He bought the Ranger for odd jobs around the house and to have fun with his kids, not strictly to plow snow. Then he saw how much he would be paying for snow removal. Good grief ! and added the plow to make it more versatile. These are great vehicles. He has even made it street legal. He's on his second one now as someone stole the first one from the dealer when he was having it serviced. Dealer replaced it with a brand new one which was an upgrade to the newer 1000 cc. Machine. All he had to do was pay tax. They replaced his upgrades too which I thought was pretty decent of them. He Loves it. It's as good a workhorse as it is at having fun. So far it has done everything he has wanted / needed it to do, no problems. In SE MI our average is 6 to 10 inches per snowfall. This rig handles that easily. Much easier to jump in the Ranger and give it a quick plow than to move around two or three vehicles every time you need to clear snow. 
.
Total for the blade was $350.00 period. He uses the Ranger for running back and fourth from the lake / dock to gas up the boat, landscaping, odd jobs around the house, and for hunting his land up north. The grandkids love it too, that alone makes the purchase worthwhile :thumbsup: I installed a seat for the kids in the dump bed and they go mudding with it too. They love it. He has since bought his son a Razor SXS of his own. Follows mom and and dad around on the trails with little sister.
.
The charge to hire a plow to clear his driveway is $80.00 to $120.00 dollars a pop, at that rate it didn't take long for the blade to pay for itself, in fact it's already paid for itself - a few times over as a matter of fact. He's saved a ton of money with it. He also gets a better job with the Ranger as a pickup with a larger blade plows up as much dirt and grass as it does snow. No worries about damage to the concrete either as he knows where the boundaries and berms are. Much better option by far without question ! No more re-seeding and repairing his lawn / concrete each season either which is a big plus as well.
.


----------



## ZTMAN (Jan 11, 2018)

Nice set up OP. Rangers are great. I didn't put a plow on our ranger, but did on the Sportsman. Worked great and believe it or not, moved a lot of snow efficiently.

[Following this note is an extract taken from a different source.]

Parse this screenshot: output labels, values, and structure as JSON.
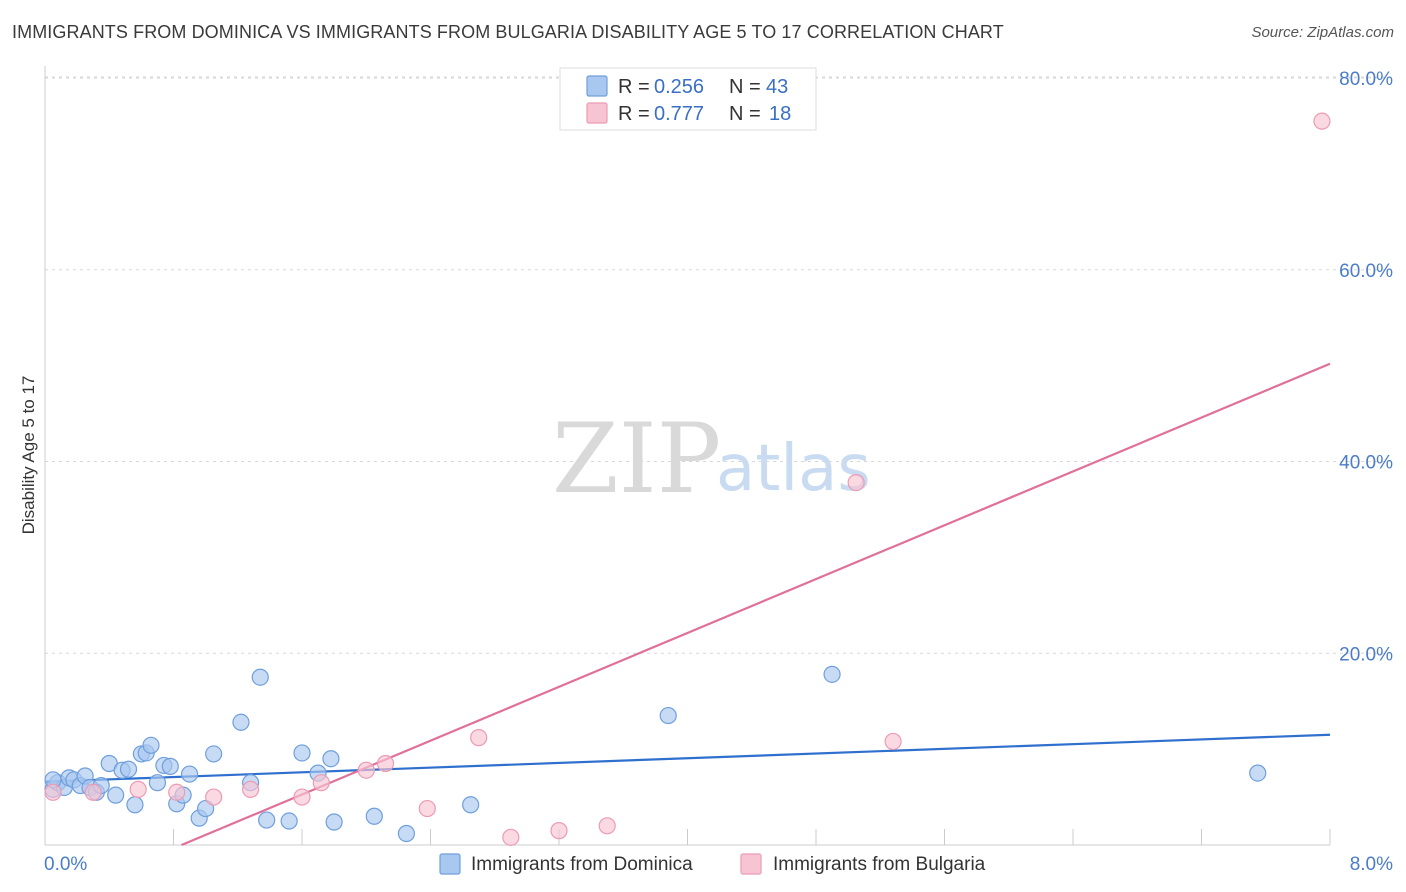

Got rid of the house with the 1000 foot drive way, so got rid of the toys.

Nice thing about Rangers, they hold their value, so if they are taken care of, not too much depreciation.


----------



## BlowerMods1 (Jan 11, 2020)

Son had a Sportsman which is a great machine. I miss that one. It was a beast. Great for hunting. Had the racks and the trunk on the back end, front fairing. Had to be carefull with it in tall grass though or it would over heat. Used it for plot maintenance and to haul material for the blinds we built. Believe it was a 500. White - sharp machine.


----------



## BlowerMods1 (Jan 11, 2020)

I am setting up the shop now to wrench on the Razor. This is the fun machine. Will probably add a winch, trunk, a lightbar, and a front / rear bumper. I would like to see him add some better safety harnesses though since its for the grandkids. Told the kids that nana and papa would buy them the trunk for Xmas but thy wouldn't go for that 

:emoticon-south-park: - You mean we have to share ? funny.


----------



## BazookaJoe (Oct 6, 2019)

Thanks for the update and "the rest of the story" on your son's Ranger.


----------



## 2.137269 (Nov 15, 2019)

having a wench on a utv is a most,


----------



## johnwick (Dec 16, 2019)

My dad has a sportsman 700 with blade. Very cool in that it’s a quick attach, just pull a lever and drive in or out. Goes up and down great with the winch and moves a ton of snow.

He bought it at auction recently for $1300 (the whole machine with blade). Funny thing is that everyone who tested it thought the tranny was bad. They didn’t know you had to push the foot break to shift into high gear. Auctioneer didn’t know any better so everyone thought it was a $1500-2000 problem. He got lucky.


----------



## BlowerMods1 (Jan 11, 2020)

That's a hec of a deal Johnwick ! Yep those things are awesome. They really hold their value too.


----------